The root cause of this is obviously historical. We perceive text files as something different because we work with them much more frequently than with audio, image, video, and another kind of files that are usually for more narrow domains.

So What's The Point?

And the point is that we must stop thinking of text and binary files as technically different concepts on a language level, and start writing and thinking of text as just another kind of information that can be encoded in a lot of different ways (there are a lot of encodings) similarly to how images are encoded in TGA, JPEG, PNG, BMP, and many other formats, or audio is encoded in MP3, FLAC, ALAC, etc.

Thus we are actually not talking about text and binary files, we are talking about data that has different encoding stages but is not a different kind (nature) of data:

That requires splitting reading/writing logic (usually in different forms of Stream or Reader/Writer objects) decoupled from file API itself, and thankfully it is the way almost all programming languages follow.
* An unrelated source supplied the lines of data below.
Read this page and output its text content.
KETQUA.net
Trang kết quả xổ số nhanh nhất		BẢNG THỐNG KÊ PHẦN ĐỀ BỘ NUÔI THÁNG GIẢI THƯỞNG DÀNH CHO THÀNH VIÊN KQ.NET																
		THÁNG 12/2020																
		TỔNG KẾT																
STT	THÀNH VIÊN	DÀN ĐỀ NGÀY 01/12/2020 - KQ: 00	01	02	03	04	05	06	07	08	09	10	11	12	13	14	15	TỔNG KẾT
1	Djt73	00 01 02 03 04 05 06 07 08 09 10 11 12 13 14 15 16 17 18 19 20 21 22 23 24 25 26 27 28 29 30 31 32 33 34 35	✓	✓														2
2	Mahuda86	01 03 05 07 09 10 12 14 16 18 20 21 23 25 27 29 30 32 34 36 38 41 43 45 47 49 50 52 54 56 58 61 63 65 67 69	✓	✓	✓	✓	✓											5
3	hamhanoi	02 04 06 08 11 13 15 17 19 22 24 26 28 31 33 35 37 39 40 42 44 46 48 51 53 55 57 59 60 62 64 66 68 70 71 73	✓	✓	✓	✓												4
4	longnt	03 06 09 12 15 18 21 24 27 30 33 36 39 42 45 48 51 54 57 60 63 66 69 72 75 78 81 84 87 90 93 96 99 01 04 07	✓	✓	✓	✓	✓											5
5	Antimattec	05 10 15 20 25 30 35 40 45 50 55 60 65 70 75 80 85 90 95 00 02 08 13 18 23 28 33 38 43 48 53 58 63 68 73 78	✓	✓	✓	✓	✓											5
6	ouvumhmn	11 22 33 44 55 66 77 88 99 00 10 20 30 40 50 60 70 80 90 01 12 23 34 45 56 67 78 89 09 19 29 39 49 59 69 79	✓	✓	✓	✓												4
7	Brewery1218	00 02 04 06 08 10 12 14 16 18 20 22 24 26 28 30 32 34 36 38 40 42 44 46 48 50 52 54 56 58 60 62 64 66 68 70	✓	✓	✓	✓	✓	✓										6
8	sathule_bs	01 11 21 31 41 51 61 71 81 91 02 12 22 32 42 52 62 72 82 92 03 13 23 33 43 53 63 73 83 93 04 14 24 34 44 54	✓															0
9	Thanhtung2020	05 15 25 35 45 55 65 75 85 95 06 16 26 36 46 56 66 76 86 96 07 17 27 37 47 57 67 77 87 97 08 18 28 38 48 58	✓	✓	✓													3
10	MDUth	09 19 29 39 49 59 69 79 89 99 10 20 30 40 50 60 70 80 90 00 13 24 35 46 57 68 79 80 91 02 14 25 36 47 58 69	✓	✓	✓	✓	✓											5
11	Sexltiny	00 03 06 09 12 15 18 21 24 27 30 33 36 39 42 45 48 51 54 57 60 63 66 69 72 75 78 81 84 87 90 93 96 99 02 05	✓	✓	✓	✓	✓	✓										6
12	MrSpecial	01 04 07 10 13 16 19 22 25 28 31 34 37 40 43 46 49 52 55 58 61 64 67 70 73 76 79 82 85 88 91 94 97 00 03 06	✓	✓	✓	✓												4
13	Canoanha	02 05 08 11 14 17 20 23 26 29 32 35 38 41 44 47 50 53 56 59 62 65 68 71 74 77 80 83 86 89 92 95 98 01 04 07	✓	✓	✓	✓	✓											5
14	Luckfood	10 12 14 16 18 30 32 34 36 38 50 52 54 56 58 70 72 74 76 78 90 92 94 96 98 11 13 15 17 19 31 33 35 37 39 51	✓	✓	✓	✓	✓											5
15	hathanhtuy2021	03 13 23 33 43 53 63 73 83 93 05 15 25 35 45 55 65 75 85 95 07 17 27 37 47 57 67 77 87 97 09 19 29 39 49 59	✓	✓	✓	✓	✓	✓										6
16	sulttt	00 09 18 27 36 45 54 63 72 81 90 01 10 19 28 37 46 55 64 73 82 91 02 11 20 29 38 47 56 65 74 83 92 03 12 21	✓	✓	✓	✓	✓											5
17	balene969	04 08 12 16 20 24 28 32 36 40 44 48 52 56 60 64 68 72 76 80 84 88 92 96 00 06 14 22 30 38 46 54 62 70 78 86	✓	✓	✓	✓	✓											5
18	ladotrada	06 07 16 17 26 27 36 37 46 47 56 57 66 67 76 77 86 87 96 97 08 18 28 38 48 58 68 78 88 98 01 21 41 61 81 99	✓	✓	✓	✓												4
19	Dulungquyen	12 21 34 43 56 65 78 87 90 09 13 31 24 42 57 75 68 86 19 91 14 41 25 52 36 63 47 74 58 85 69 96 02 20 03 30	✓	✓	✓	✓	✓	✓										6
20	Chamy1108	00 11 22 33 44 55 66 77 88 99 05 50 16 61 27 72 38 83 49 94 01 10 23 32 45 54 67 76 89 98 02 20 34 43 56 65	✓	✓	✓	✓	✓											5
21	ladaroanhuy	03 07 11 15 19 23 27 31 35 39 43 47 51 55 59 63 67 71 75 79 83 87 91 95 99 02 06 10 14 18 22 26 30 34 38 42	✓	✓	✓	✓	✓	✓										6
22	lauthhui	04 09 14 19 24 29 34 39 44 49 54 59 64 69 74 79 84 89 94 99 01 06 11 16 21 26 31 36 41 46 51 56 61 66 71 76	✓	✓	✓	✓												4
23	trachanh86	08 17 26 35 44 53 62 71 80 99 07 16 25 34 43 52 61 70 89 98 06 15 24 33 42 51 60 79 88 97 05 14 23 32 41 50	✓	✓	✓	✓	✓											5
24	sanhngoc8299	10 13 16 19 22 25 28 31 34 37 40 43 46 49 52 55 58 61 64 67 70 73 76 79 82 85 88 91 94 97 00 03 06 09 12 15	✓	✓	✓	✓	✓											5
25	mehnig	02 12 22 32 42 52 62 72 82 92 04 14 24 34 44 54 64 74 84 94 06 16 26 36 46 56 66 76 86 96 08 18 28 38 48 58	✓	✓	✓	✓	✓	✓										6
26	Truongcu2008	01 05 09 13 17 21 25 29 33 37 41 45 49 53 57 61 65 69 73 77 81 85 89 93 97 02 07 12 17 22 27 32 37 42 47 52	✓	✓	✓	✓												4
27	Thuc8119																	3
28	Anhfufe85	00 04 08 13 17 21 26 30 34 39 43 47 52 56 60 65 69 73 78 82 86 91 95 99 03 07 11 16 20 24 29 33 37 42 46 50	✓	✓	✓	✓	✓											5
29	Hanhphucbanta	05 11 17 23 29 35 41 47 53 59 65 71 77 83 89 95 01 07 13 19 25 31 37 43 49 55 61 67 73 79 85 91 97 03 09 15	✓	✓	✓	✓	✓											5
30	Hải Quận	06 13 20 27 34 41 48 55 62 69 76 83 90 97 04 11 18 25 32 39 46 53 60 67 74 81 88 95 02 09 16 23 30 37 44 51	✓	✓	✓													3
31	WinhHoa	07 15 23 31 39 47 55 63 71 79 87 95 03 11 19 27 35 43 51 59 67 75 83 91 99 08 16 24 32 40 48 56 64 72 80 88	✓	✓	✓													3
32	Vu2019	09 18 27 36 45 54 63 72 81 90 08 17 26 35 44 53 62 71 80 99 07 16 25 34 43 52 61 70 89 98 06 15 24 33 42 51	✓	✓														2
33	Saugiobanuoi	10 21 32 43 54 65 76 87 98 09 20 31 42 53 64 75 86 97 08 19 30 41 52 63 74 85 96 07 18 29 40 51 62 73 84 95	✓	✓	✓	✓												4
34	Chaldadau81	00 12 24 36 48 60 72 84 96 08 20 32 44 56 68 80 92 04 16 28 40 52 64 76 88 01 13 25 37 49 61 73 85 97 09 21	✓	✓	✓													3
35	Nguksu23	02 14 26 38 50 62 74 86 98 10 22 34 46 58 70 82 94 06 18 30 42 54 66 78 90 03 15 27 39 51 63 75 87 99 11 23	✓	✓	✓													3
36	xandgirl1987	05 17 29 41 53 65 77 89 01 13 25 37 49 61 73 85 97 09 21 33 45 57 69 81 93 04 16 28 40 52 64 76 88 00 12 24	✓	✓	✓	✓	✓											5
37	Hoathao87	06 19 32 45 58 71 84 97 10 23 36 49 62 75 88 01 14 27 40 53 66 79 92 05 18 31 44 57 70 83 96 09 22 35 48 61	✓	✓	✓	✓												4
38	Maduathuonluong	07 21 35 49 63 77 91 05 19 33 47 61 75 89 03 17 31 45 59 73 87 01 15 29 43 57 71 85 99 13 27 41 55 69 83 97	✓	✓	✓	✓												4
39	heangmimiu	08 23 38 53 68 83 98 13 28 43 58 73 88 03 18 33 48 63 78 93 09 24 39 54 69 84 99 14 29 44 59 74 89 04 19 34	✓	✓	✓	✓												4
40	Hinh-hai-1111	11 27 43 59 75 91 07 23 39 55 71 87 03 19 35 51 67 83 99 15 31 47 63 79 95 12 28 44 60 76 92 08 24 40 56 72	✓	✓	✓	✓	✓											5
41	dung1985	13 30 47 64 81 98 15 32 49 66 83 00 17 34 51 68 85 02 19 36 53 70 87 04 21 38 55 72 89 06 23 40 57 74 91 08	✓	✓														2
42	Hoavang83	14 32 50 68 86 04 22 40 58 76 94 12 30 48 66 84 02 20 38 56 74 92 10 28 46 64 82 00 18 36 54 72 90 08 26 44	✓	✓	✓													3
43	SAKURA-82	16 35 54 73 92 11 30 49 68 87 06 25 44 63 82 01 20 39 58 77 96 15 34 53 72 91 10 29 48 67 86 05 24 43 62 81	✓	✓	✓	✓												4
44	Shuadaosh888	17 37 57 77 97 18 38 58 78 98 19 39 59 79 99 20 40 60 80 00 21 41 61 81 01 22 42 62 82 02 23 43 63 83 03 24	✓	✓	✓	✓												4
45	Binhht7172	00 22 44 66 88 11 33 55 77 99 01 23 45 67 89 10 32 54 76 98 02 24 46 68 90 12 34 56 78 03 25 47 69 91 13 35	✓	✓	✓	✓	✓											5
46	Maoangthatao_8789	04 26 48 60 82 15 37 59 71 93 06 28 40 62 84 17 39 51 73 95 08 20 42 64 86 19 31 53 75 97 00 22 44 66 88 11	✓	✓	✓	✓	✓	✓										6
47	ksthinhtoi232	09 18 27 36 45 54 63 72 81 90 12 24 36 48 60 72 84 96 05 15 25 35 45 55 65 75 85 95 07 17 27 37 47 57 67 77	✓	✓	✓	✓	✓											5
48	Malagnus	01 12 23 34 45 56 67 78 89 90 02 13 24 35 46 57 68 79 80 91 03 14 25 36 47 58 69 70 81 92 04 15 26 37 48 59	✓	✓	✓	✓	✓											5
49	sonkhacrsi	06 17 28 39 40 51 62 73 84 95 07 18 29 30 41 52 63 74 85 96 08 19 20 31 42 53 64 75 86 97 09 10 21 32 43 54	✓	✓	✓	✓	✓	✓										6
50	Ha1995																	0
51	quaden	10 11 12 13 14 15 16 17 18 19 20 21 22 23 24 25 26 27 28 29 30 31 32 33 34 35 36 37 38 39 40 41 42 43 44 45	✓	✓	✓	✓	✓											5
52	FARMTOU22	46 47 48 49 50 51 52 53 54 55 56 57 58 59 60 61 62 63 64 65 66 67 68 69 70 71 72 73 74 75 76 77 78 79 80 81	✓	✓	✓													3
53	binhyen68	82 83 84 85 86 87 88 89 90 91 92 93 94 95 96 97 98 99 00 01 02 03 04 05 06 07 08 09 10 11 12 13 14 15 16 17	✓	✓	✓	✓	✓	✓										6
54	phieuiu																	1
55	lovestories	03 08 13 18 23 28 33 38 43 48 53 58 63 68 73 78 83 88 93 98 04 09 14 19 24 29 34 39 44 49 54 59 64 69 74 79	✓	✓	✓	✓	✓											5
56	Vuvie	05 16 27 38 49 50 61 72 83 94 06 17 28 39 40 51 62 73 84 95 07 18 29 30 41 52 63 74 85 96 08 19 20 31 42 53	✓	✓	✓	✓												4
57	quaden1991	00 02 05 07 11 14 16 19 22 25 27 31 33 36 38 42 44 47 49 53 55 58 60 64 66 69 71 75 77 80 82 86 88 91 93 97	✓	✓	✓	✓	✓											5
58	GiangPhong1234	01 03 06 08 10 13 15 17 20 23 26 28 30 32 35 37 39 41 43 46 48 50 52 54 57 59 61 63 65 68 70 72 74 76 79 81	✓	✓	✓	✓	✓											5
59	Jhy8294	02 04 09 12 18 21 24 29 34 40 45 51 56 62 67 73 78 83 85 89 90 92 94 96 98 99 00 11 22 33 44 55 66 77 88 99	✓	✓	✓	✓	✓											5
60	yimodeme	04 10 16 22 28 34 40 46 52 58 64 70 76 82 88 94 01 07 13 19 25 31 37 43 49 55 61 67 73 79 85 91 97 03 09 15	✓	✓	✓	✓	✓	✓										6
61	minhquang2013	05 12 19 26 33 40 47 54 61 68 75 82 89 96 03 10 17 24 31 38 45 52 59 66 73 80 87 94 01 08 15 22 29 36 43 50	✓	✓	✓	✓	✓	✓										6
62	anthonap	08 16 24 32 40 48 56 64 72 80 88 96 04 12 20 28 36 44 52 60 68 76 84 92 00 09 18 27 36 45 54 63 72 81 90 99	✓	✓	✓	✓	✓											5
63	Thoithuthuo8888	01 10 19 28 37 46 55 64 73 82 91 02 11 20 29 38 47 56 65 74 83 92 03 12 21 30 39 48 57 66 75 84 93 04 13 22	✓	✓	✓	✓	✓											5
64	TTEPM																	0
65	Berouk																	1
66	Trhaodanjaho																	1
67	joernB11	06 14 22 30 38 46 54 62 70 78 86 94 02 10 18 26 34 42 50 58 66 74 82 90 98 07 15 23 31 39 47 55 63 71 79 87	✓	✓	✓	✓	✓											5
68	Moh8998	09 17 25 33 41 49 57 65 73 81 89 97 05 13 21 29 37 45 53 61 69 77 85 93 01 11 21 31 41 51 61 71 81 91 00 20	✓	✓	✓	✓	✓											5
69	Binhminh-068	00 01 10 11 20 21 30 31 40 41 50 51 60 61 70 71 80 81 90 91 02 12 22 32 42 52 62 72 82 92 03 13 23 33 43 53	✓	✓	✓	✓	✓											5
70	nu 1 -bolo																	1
And the main thing: I offer to stop using text files & binary files as terms in professional discussions. I truly believe we have to change how we think about files, starting to talk about files and the kind of data stored in those files thus mentally decoupling these terms:

  • Files - without the division on the text and binary files (IMHO, the term binary file is the same nonsense as a text file*, as the term describes rather how underlying hardware works than some quality of data storage/format as such*)
  • Uniformly Encoded Text Data (or simpler: Text Data)
  • Non-Uniformly Encoded Structured Data (or simpler: Structured Data)

This small (even insignificant at first sight) change can:

  • eliminate ambiguities and make understanding the concept of files simpler and clearer for newbies
  • increase the culture of creating APIs relying on the concept of files

In the end, while these terms may seem more complex than what we use now, clarity wins.